My primary gripe at the time was their asset allocation for stocks. (I actually liked the simply bond allocation.) However, I recently received an e-mail that they are making some changes in September. Before:
- 20% Vanguard Total Stock Market ETF (VTI)
- 20% iShares S&P 500 Value Index ETF (IVE)
- 20% iShares S&P 1000 Value Index ETF (IWD)
- 15% iShares Russell 2000 Value Index ETF (IWN)
- 15% iShares Russell Midcap Value Index ETF (IWS)
- 10% SPDR Dow Jones Industrial Average ETF (DIA)
- 25% Vanguard Total Stock Market (VTI)
- 25% iShares S&P 500 Value (IVE)
- 25% Vanguard Europe Pacific (VEA)
- 10% Vanguard Emerging Markets (VWO)
- 8% iShares Russell Midcap Value (IWS)
- 7% iShares Russell 2000 Value (IWN)
The major change is that they are adding international stock exposure, which is nice since about 55% of the world’s publicly traded market value is outside the US. They have landed on a conservative 35%/65% international/US split. You may also notice that they got rid of the Dow Jones ETF, which I complained about as well since the Dow Jones is simply not a very good index. The iShares S&P 1000 Value Index ETF is gone as well, most likely because it had so many overlapping holdings with the S&P 500 Value index.
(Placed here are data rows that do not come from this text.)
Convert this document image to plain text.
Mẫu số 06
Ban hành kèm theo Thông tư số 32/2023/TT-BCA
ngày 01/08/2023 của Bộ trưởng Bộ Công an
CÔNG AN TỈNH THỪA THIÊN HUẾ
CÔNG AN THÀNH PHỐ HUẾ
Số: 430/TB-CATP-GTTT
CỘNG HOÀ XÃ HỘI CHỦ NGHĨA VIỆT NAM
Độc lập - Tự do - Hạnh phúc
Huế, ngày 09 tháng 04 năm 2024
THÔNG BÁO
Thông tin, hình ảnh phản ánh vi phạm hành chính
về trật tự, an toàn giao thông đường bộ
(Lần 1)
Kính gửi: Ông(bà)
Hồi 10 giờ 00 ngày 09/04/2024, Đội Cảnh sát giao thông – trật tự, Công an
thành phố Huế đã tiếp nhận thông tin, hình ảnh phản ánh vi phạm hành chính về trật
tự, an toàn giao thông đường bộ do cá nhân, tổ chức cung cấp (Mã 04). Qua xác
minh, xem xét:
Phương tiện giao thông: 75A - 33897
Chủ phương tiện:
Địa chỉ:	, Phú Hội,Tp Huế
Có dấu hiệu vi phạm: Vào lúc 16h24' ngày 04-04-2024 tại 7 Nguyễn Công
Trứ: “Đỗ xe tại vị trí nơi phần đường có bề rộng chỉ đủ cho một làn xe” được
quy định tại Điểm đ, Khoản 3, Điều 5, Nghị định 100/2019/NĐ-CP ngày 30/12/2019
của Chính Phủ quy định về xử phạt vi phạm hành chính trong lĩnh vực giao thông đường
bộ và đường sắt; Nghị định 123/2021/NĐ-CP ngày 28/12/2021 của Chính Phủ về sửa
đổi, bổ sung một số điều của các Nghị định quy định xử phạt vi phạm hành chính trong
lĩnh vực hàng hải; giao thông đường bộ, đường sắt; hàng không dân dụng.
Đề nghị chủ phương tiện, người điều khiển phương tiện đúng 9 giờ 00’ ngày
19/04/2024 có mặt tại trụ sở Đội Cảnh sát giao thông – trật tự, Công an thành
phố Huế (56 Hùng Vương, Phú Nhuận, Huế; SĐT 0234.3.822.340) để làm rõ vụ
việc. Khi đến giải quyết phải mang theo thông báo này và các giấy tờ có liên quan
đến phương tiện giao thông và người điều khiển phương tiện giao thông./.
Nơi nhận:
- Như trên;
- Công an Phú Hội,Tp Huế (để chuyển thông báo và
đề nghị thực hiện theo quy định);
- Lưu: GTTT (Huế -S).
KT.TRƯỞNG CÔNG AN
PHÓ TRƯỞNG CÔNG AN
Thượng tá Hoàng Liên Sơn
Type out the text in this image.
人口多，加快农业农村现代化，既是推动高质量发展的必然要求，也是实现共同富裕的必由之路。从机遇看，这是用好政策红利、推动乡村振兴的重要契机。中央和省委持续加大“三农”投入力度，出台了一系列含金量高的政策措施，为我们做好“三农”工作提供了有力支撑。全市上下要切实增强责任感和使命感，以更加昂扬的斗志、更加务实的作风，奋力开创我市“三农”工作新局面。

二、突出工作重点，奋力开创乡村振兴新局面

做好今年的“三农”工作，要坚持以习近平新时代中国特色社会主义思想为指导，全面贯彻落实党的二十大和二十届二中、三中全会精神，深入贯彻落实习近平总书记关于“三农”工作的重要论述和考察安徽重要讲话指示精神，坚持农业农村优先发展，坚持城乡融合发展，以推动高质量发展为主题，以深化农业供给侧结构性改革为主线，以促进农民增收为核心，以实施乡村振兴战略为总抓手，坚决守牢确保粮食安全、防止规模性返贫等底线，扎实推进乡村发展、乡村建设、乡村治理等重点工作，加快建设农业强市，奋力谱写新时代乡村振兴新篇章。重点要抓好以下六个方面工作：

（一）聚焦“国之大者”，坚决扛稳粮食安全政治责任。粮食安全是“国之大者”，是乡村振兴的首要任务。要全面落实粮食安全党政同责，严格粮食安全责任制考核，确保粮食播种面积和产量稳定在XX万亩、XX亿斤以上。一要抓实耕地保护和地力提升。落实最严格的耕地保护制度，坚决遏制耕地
How will the change occur? From the same e-mail:
Starting in September, your account will automatically begin transitioning to the new portfolio, and will be phased in over a period of two months to take advantage of average pricing over time.
Such a change to their portfolio and the subsequent buying/selling will unfortunately mean some extra tax bills for investors, but this is how it goes with internet startups. In the long-term, I feel the changes make Betterment a better product.